'Failed gov't system prevented Tal Law replacement'

Current system must be changed, undermined Kadima's membership in coalition from day one, opposition leader says.

Kadima leader Shaul Mofaz 370 (photo credit: Marc Israel Sellem / The Jerusalem Post)
Kadima leader Shaul Mofaz 370
(photo credit: Marc Israel Sellem / The Jerusalem Post)
The failed system of government prevented Prime Minister Binyamin Netanyahu from replacing the “Tal Law” and led him to prefer sectorial interests over the majority, opposition leader Shaul Mofaz said on Wednesday.
The Tal Law, which expired on August 1, allowed ultra- Orthodox men to postpone military service indefinitely.
Three NGOs working to change the system of government, Yesh Sikuy, Citizen Empowerment Center – Israel and Save Israeli Democracy, presented their joint proposal for a new system of government to Mofaz and MK Yisrael Hasson (Kadima), who responded enthusiastically.
“Changing the system is necessary to guarantee governance and maintain the State of Israel’s democratic and Zionist character,” Mofaz said. “We cannot avoid making decisions on this issue.”
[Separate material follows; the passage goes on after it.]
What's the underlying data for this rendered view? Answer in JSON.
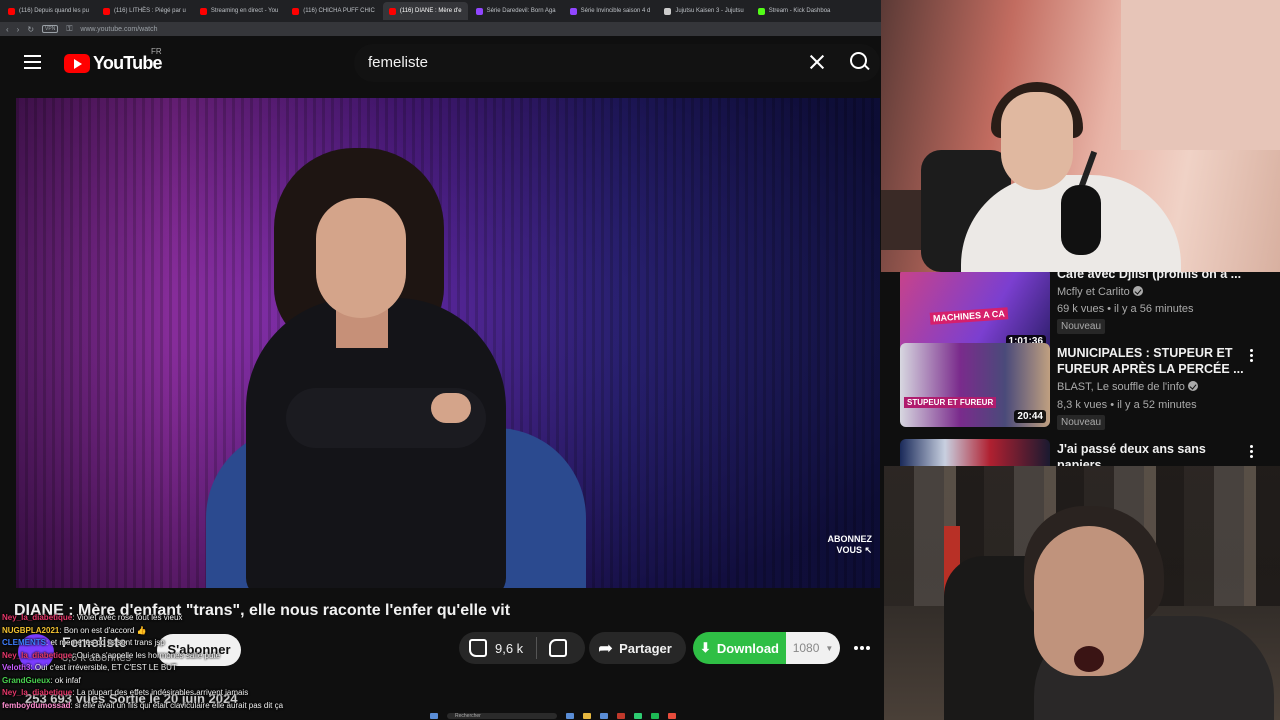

The opposition leader reiterated that one of the reasons Kadima joined the coalition in May was to create a new system of government with a wide consensus behind it.
“Unfortunately, from the beginning of the partnership [with the Likud], the political reality proved once again that the system of government in Israel is a failure, preventing the leading party from making courageous decisions about equality in the burden of military service despite wide public support,” Mofaz said.
According to Mofaz, Netanyahu is unable to make decisions because sectorial parties set his agenda, and “blackmail is stronger than governance, and sectors stronger than the majority.
“Just as he did not want to change the Tal Law, the prime minister is not interested in changing the system of government,” Mofaz added. “The fact that the prime minister did not discuss the topic even after Kadima left the coalition proves this beyond a doubt.”
Mofaz told Yesh Sikuy founder Prof. Uriel Reichman and Save Israeli Democracy leader Uri Dori that he would discuss their proposal at the next Kadima faction meeting, and ways to promote a bill on the issue.
The outline includes raising the election threshold from 2 to 4 percent, and having 60 of the 120 MKs elected regionally.
The Interior Ministry would determine the regions and voters would only put one slip in the ballot box – which would count for both the regional and the national vote.
The NGOs also called to authorize the prime minister to veto any bill, a power that could only be overridden by a vote of 61 MKs. The number of ministers would be no fewer than eight and no more than 16, and they could not serve simultaneously as MKs.